Del viejo edificio del cine Tampico rescato dos convicciones hoy perdidas. Primero, la certeza de sus marquesinas anunciando, a transeúntes y automovilistas, la frontera de un distrito dominado por la fantasía; en efecto, desembocar en la calle Altamira era como penetrar en un territorio donde lo impensable podía dar inicio a cualquier hora de una cartelera, ¿no es cierto? En segundo lugar, añoro el tranquilo desenfado de comentar una cinta en el momento de su proyección, lo cual, además de hacernos comentaristas autorizados de cada fotograma, nos reintegraba a una mirada colectiva que sólo he vuelto a ver en los cines cubanos —en las butacas del Yara, frente al Coppelia, los espectadores habaneros todavía susurran escenas con amable desparpajo.

Sin embargo, algo distinto sucedió el día de “La selva blanca” … Filmada en 1972, aquella cinta representaba la sorpresa de una novedad diferente al haber sido rodada muy lejos del repertorio de nuestras reacciones tropicales. Trasvase fílmico del relato clásico de Jack London, “The Call of the Wild” —traído al español como “La llamada de la selva”—, diríase que en aquellas praderas titiritábamos a tropezones. Aunque hubiésemos realizado mil viajes a los confines más increíbles, al fondo del mar, a las estrellas o al centro de la tierra, junto al Charlton Heston de la gran pantalla éramos la primera vez de palabras boreales como “Yellowknife”, “Yukón”, “Klondike”, “Alaska” o “Canadá”. Por ello, en la gramática más glacial del celuloide, guardábamos silencio, todos, mi hermano mayor y yo, un gran silencio, los hijos de los vecinos, y ni qué decir de los demás habitantes de aquel minuto.

Era, si pudiera explicarse, un silencio absorto de sincronías.
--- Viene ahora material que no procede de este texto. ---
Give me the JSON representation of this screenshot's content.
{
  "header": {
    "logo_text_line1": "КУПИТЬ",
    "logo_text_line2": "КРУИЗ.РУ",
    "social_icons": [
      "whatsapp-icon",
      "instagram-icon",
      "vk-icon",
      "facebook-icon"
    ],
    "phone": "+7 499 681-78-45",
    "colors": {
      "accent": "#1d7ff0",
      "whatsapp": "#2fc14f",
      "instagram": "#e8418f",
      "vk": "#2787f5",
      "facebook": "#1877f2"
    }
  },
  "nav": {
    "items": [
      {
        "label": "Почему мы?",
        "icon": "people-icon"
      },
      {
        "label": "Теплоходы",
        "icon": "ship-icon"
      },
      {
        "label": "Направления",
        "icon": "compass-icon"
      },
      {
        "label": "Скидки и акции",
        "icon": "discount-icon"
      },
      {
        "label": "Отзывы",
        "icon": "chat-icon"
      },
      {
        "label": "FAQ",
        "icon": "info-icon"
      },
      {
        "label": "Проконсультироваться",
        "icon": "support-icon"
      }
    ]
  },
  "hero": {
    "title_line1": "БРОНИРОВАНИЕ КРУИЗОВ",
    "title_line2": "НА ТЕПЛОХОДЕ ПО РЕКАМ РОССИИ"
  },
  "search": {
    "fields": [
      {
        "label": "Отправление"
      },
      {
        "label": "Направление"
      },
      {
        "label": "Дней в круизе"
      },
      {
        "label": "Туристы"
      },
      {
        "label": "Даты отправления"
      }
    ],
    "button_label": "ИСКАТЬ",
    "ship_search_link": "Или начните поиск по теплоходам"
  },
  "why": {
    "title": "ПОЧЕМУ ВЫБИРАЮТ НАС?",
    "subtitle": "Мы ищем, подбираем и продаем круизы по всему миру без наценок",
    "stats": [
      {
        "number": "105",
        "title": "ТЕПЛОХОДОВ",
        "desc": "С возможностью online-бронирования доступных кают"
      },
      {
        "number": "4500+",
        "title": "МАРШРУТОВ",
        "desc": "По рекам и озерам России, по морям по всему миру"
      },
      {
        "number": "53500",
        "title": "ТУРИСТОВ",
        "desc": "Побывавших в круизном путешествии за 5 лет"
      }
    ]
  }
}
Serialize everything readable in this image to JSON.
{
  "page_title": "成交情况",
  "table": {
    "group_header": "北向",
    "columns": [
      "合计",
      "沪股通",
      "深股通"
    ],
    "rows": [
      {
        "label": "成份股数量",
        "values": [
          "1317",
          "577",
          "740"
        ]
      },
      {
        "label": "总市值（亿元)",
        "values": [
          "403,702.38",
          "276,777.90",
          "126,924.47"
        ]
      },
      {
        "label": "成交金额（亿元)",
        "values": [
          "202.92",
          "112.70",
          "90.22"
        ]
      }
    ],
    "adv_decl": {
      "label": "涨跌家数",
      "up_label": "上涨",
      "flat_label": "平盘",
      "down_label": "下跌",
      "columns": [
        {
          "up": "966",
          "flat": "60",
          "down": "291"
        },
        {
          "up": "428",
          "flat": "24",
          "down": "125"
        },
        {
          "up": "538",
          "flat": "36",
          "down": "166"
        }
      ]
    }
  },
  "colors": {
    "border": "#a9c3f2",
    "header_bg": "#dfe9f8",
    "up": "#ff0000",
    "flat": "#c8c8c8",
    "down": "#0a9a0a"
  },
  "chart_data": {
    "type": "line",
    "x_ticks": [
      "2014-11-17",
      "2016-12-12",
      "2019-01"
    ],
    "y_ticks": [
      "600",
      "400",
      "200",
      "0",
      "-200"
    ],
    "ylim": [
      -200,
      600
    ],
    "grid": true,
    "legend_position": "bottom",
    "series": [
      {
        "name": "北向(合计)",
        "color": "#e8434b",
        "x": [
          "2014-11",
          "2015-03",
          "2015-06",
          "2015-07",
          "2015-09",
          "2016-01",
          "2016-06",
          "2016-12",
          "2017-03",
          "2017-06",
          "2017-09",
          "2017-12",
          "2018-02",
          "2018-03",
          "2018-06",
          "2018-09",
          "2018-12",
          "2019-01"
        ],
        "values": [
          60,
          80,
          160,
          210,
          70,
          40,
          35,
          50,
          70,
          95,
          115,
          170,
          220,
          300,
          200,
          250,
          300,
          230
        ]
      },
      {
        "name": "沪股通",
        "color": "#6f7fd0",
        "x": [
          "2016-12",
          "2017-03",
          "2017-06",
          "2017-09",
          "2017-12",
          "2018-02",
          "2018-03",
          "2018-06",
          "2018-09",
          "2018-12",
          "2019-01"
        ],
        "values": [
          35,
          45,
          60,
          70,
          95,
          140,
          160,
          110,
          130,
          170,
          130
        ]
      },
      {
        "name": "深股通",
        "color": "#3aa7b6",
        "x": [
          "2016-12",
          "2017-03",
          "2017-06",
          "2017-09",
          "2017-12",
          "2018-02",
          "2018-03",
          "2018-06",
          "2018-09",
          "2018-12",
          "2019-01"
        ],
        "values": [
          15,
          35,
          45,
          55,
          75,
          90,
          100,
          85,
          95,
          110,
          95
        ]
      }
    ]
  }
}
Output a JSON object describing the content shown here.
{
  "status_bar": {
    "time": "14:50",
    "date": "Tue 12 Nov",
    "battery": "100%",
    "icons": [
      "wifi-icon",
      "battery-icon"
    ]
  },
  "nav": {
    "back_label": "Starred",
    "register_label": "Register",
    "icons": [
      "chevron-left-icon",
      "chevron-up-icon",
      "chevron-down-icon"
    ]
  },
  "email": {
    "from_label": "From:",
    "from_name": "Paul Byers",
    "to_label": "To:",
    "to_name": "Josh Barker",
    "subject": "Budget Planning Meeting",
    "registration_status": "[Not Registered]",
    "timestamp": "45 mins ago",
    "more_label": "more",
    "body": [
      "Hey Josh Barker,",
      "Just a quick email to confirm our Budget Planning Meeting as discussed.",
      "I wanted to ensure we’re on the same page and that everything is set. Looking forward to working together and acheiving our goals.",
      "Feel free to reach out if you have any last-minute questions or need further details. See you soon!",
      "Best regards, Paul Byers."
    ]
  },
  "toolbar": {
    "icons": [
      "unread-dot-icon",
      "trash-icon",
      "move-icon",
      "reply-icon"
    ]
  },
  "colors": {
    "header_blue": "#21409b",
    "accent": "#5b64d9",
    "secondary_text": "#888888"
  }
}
Ante la imposibilidad de reflejarnos en las páginas visuales de “La selva blanca”, aquel perro con alma de lobo —¿Buck…, se llamaba Buck? —, o el espectáculo de los gambusinos tragados por un río quebradizo, o las facciones de barbas cubiertas con estalactitas, o el horizonte de un vaho sin nombre entre las pulmonías más conocidas de la calle Colón…, en fin, todo se revelaba como un paréntesis hecho de pedagogías. Nos hacíamos aprendices de unos temblores recién adquiridos mientras, a trasmano, nos apropiábamos también de la ciencia de los destinos congelados. Asimismo, la palpable ilusión de aquel filme proveía un manual de instrucciones, pues a mí y a quien hubiese pagado el mismo boleto aquello nos permitiría triunfar sobre la estupefacción de todas las nevadas en todas las cintas venideras. Por añadidura, muchísimos años antes de conocer los bosques de coníferas y las praderas del Ártico, el cine Tampico ya me había instruido en la posibilidad de los témpanos fluviales o en la increíble realidad de las miradas escarchadas. Dicho de otro modo, nada prepara tanto como la ficción para vivir las vidas que quizás nunca seremos, o para resfriarnos como Dios manda en los inviernos del Polo Norte.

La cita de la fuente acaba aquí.